Authored by George Citroner via The Epoch Times (emphasis ours),
Health care workers are experiencing burnout, harassment, suicidal thoughts, and other mental health symptoms at alarming levels, a Vital Signs report by the U.S. Centers for Disease Control and Prevention (CDC) has found.
Experts warn this could lead to critical health care staffing shortages, threatening patient care at a time when an aging population needs it most.
“It’s a looming crisis,” Dr. Timothy Sullivan, chair of psychiatry and behavioral sciences at Staten Island University Hospital in New York, told The Epoch Times, urging swift action before the problem becomes a full-blown emergency.
“Everybody’s saying this is alarming, but what are we doing?” he said.
Health Care Worker Injuries Surge Over 250 Percent
The CDC analyzed data from the National Opinion Research Center’s General Social Survey, comparing mental health symptoms reported by 1,443 adult workers in 2018 and 1,952 in 2022. The respondents were grouped into three categories: health care workers, other essential workers, and all other workers.
Health workers experienced a nearly 250 percent increase in work-related injury and illness rates between 2019 and 2020, according to the CDC team led by Dr. L. Casey Chosewood, director of the Office for Total Worker Health at the National Institute of Occupational Safety and Health (NIOSH).
“Many of our nation’s health care systems are at their breaking point,” Dr. Chosewood said at a press conference. “Staffing crises, lack of supportive leadership, long hours of work, excessive demands, and inflexibilities in our nation’s health systems all must be addressed.”
COVID-19 intensified many health workers’ longstanding challenges, but it also “contributed to new and worsening concerns,” said Dr. Debra Houry, the CDC’s chief medical officer. These include compassion fatigue, depression, anxiety, substance use disorders, and suicidal thoughts.
Harassment Fuels Health Care Worker Burnout
The CDC survey found nearly 46 percent of health care workers reported frequent burnout in 2022, up from 32 percent in 2018.
Harassment in the form of threats, bullying, verbal abuse, and hostile actions from patients or coworkers was a significant contributor, more than doubling since 2018, from 6.4 percent to 13.4 percent in 2022. Those reporting harassment were more likely to have anxiety, depression, and burnout, according to the report.
About Half of Health Care Workers Look to Quit
Intentions by health workers to change jobs also increased, with 44 percent in 2022 reporting they were likely or very likely to look for a new job in the next year.
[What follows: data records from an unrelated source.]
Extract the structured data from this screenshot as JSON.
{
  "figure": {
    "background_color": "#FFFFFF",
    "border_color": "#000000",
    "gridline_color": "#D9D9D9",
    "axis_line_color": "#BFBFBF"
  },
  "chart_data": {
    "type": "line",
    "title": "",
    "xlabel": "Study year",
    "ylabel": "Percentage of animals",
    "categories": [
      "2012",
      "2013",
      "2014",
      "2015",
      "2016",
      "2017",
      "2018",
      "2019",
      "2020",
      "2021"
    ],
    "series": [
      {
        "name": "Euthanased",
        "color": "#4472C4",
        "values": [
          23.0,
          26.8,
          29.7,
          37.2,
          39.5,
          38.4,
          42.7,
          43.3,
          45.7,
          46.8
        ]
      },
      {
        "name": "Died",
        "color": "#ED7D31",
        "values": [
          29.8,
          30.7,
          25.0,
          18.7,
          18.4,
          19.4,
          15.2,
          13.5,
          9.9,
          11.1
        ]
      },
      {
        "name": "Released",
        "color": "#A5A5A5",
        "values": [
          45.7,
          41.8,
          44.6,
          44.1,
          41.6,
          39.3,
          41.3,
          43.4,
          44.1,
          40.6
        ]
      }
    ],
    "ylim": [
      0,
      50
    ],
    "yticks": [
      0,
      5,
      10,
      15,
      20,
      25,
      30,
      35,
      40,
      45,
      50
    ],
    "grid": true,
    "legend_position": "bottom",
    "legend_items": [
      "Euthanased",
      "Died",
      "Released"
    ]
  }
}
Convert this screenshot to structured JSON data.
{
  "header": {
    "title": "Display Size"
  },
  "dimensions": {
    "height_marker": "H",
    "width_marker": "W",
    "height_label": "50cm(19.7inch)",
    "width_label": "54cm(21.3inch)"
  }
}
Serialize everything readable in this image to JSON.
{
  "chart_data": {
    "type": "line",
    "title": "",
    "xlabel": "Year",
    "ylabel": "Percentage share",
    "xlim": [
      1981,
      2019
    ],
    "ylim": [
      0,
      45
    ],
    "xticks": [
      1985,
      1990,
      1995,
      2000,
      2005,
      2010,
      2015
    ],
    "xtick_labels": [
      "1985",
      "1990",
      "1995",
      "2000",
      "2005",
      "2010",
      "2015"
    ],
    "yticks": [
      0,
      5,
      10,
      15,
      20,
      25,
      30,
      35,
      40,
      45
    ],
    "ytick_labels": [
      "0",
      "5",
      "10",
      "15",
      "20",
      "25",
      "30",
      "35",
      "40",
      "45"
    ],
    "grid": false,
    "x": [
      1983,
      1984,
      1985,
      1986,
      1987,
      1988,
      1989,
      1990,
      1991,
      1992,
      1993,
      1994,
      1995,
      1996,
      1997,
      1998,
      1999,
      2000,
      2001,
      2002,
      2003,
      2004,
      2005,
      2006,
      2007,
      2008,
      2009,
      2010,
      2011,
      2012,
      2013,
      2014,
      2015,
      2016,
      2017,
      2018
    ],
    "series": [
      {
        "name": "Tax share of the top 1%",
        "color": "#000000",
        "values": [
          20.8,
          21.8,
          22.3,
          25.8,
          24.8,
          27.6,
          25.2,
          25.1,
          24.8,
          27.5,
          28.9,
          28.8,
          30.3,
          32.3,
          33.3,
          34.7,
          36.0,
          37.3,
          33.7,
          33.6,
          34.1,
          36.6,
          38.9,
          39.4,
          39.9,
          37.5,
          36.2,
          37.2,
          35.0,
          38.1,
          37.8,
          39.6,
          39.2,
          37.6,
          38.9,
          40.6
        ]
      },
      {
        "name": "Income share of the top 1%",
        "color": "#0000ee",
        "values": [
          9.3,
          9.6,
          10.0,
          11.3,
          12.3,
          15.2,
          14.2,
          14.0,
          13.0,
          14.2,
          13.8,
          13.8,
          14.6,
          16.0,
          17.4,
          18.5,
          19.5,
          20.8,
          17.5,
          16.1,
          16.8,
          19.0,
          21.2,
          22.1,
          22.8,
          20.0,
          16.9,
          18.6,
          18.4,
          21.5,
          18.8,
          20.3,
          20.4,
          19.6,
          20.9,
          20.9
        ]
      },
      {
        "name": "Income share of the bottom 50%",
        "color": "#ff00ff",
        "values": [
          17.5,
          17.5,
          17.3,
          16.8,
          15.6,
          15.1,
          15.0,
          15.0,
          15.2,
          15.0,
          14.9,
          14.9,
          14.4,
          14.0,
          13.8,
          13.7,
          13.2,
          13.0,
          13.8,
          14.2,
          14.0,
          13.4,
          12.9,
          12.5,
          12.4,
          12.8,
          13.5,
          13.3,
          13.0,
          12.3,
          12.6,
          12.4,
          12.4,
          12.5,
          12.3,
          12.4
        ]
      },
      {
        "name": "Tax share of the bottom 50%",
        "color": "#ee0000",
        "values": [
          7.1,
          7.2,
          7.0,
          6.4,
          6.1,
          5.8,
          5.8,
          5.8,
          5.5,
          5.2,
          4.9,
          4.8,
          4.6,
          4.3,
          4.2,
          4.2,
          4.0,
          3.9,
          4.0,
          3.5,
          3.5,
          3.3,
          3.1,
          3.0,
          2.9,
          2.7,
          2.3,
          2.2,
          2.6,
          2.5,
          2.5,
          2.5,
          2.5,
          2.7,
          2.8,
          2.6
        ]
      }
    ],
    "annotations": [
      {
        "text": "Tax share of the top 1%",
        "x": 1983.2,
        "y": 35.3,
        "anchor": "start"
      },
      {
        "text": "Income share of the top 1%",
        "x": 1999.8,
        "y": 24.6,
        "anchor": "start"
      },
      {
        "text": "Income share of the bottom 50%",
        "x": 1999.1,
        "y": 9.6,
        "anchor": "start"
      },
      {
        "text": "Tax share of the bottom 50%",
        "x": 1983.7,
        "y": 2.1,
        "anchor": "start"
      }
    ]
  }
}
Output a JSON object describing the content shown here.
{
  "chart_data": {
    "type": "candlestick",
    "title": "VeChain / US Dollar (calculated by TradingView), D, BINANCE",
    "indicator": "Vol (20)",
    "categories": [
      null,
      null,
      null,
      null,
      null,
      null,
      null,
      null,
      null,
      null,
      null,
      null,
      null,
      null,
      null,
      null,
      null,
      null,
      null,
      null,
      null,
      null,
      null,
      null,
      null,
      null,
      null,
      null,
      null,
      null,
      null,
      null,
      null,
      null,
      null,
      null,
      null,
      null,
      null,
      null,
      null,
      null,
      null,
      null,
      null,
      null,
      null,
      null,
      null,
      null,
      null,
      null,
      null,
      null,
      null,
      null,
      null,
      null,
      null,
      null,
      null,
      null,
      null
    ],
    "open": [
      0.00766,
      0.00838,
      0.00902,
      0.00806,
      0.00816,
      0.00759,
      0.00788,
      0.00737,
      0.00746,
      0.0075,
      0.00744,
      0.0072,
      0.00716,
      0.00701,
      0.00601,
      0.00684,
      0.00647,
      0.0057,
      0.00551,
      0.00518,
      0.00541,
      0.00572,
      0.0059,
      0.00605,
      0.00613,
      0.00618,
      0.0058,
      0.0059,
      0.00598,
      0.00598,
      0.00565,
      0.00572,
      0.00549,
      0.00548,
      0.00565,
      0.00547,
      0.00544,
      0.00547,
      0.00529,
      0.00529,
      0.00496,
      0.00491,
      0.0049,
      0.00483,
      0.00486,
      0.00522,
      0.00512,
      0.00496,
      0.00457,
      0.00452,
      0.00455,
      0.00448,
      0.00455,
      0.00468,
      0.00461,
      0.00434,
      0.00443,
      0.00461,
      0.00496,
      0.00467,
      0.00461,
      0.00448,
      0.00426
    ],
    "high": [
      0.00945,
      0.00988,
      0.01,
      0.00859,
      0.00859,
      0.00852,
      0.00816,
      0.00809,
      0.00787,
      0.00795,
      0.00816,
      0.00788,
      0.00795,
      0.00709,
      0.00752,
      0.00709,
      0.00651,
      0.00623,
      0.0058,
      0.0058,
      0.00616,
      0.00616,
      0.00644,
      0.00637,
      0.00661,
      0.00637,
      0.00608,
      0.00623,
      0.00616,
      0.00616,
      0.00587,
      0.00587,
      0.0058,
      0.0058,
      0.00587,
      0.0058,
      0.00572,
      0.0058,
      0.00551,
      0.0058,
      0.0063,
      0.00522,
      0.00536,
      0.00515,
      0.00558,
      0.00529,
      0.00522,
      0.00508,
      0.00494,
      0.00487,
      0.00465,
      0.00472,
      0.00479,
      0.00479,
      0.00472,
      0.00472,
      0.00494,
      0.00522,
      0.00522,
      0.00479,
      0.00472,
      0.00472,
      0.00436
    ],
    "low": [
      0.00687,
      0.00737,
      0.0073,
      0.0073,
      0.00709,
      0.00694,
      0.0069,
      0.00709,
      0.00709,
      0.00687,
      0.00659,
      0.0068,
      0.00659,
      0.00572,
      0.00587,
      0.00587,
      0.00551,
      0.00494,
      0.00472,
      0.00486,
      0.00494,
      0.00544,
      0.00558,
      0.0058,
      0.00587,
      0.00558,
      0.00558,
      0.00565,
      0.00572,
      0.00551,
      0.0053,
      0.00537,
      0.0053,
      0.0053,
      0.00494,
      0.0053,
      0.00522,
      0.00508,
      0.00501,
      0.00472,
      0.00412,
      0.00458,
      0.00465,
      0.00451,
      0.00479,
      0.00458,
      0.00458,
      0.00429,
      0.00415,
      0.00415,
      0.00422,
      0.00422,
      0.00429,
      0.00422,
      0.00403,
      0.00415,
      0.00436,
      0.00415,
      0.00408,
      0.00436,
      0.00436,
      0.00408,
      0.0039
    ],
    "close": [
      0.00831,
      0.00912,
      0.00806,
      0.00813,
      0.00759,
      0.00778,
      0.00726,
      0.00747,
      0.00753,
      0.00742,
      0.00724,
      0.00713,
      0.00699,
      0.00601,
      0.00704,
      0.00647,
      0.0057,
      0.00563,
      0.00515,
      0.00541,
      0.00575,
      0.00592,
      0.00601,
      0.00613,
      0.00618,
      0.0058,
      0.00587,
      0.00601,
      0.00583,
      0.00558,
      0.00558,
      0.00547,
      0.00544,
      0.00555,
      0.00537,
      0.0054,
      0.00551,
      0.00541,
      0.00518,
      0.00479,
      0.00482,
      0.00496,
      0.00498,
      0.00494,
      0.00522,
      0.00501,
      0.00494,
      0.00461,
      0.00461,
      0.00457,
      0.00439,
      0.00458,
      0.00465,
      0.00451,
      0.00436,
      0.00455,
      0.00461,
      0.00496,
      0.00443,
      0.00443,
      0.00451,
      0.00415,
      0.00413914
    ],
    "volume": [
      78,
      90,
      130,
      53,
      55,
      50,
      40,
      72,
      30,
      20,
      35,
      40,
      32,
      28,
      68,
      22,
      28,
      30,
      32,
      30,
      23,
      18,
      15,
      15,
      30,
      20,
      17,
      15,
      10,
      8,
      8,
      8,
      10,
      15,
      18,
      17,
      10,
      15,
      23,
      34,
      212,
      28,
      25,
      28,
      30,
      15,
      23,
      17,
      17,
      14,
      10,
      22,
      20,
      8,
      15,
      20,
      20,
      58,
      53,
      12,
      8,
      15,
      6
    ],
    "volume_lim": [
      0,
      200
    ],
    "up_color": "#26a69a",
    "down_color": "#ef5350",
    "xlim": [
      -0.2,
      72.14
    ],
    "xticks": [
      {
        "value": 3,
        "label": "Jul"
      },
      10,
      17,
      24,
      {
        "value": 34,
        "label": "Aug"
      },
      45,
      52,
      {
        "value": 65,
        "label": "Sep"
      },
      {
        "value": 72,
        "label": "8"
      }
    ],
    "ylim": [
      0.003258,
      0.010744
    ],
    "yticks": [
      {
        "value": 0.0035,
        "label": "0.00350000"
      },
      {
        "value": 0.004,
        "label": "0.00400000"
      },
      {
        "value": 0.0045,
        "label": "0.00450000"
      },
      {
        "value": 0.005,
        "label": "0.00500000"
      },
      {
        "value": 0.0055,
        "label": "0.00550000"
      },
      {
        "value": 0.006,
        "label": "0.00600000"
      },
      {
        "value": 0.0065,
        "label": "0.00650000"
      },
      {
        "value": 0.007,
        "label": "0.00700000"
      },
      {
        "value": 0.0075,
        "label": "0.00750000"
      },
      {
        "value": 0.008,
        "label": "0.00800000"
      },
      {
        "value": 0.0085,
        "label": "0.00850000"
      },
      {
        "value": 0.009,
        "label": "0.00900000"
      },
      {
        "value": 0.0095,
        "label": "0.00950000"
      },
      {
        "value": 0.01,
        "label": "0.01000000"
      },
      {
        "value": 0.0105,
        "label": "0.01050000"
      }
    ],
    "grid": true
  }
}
The turnover intention in 2018 for health workers was 33 percent.
The share of workers in the other two survey groups who planned to seek a different job decreased.
Who’s to Blame?
Fundamental health care system issues, such as the way the system is organized, both at an institutional level and as a business, are at play, according to Dr. Sullivan. “It has become a very big business,” he noted.
Reordering priorities is needed to invest in resources that make health care work “more livable” and expand access to care that lessens long-term burdens, he added.
Rehaul Health Care to Cut Worker Burnout: Expert
Seeing many die during the pandemic took a toll, but health care workers mainly needed “financial resources to help care for their families,” Dr. Sullivan said. This was particularly true for nurses and other frontline health care workers, he noted. They “needed time off from work and help paying bills, and so on.”
Dr. Sullivan said that he had been directly involved in efforts to provide “psychological first aid” to assist providers with the traumatic aspects of health care work.
But real solutions require rethinking how we’ve organized health care, he added. It’s not just raising salaries. More people doing the work to improve access and quality and lower worker stress are needed, according to Dr. Sullivan.
“Unfortunately, our health care system is heavily, heavily slanted towards richly reimbursing procedures that are high-cost, [and] highly profitable, even for nonprofit hospitals,” he said.